Mais à 30 ans, ce jeune tribun anti-capitaliste et anti-occidental tient déjà quelques clés de l'avenir de sa formation, et même de l'Afrique du Sud.
«La tactique de Malema est de se proclamer et de se positionner comme le champion des pauvres», analyse la politologue Susan Booysen, de l'Université de Witwatersrand. «C'est une leçon pour l'ANC, qui doit s'occuper spécifiquement et explicitement des problèmes des pauvres. L'ANC doit s'assurer qu'elle ne laisse pas la Ligue de jeunesse de Malema devenir la voix prédominante des pauvres».
Malema est en effet l'idole politique de millions de jeunes noirs, principales victimes d'un taux de chômage de 25% et d'inégalités criantes que dix-sept ans de démocratie post-apartheid n'ont pas résorbées.
L'ANC, confortablement installée au pouvoir depuis 1994, a mis le pays sur la voie du libéralisme, et les frustrations sont immenses parmi les classes les plus pauvres, qui n'ont pas vu se réaliser les promesses de prospérité faites lors de la démocratisation du pays.
Malema, s'il n'est pas sanctionné par la commission de discipline, pourra reprendre le combat politique qu'il mène de l'intérieur de l'ANC, et qui l'a amené récemment à défier le président Jacob Zuma lui-même.
Pour nombre d'analystes, la Ligue pourrait envoyer massivement ses délégués voter contre Zuma l'an prochain au moment de réélire le président de l'ANC. Une défaite de Zuma dans ce scrutin sonnerait le glas de ses espoirs de briguer un deuxième mandat présidentiel.

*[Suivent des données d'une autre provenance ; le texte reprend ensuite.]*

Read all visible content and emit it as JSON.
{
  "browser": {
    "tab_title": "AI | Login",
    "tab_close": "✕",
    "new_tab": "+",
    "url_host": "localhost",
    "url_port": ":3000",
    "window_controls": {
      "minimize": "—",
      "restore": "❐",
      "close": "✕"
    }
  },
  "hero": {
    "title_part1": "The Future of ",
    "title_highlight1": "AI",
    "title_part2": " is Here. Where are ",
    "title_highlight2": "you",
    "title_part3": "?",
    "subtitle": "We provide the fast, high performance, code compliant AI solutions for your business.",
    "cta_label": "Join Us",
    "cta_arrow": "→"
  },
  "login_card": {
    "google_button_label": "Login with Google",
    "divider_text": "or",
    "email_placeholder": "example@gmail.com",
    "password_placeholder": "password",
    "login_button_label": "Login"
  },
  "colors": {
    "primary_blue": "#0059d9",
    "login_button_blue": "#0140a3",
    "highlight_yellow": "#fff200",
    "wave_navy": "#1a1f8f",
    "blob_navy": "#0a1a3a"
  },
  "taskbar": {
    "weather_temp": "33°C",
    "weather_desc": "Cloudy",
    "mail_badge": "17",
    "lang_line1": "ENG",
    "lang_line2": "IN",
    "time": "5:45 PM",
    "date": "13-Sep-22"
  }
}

La Ligue de jeunesse ne cache pas qu'elle préfèrerait voir l'actuel vice-président, Kgalema Motlanthe, prendre la tête de l'ANC. Ce qui lui ouvrirait les portes de la présidence du pays.

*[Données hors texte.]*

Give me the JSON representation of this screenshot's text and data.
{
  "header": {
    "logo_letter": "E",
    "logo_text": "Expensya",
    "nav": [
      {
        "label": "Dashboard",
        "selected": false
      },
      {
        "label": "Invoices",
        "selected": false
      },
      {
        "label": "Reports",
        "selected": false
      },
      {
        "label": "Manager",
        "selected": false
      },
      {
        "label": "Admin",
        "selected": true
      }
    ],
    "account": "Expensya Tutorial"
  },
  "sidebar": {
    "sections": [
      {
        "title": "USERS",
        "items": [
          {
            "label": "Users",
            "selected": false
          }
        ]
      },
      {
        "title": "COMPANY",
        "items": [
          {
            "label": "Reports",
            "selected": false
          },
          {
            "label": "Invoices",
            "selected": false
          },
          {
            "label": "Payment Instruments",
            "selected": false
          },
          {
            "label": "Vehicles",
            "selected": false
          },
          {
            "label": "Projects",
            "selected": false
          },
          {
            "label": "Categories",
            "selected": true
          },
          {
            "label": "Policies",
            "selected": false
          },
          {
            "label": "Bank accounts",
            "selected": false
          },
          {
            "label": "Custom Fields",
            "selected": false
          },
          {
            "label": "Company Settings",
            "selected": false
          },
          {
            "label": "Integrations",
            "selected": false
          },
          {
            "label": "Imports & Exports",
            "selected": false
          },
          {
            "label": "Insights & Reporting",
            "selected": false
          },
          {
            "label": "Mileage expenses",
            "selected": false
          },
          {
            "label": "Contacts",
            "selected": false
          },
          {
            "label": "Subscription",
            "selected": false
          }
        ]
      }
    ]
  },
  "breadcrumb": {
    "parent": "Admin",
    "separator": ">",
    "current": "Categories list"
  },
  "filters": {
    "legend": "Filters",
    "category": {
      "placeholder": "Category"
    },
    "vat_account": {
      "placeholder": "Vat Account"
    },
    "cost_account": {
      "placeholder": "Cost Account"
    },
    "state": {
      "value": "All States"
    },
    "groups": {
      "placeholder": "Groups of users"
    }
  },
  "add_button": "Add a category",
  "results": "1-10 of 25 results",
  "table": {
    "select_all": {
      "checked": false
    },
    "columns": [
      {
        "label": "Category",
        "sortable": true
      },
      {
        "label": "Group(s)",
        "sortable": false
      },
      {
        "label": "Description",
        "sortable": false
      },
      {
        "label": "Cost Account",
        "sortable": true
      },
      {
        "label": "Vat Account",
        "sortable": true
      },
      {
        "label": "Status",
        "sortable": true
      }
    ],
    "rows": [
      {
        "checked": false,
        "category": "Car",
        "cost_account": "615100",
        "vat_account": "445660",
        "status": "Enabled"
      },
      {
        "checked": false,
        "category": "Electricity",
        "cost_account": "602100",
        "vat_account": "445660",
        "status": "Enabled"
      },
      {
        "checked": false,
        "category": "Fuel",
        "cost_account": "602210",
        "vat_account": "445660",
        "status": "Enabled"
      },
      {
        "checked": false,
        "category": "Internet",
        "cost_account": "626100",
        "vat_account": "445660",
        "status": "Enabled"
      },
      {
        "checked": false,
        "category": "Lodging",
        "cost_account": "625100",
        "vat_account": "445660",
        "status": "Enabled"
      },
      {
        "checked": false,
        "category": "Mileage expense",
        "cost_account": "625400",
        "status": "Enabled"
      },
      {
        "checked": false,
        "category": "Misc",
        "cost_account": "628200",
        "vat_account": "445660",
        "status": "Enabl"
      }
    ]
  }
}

Pour l'analyste Dirk Kotze, de l'Université d'Afrique du Sud, les violences de mardi ont clairement dévoilé cette lutte de pouvoir entre l'ANC et sa Ligue de jeunesse: «La manifestation d'hier (mardi) a démontré le pouvoir de la Ligue. Les manifestants ont dit en substance: «Nous pouvons prendre le pouvoir dans le parti et nous pouvons leur prendre leur autorité».
D'où l'importance de la décision de la commission de discipline, qui «juge» Malema pour «avoir porté atteinte à la réputation de l'ANC» et «avoir semé les germes de la division» au sein du parti.
Il lui est officiellement reproché d'avoir exhorté à un changement de régime au Botswana voisin, et d'avoir traité le gouvernement de Gaborone de «marionnette des Américains».
En fait, Malema dérange depuis longtemps le parti au pouvoir, en se faisant le champion de l'anti-impérialisme, de l'anticapitalisme, et en appelant sans relâche à la nationalisation des mines et à l'expropriation sans compensation des fermiers blancs.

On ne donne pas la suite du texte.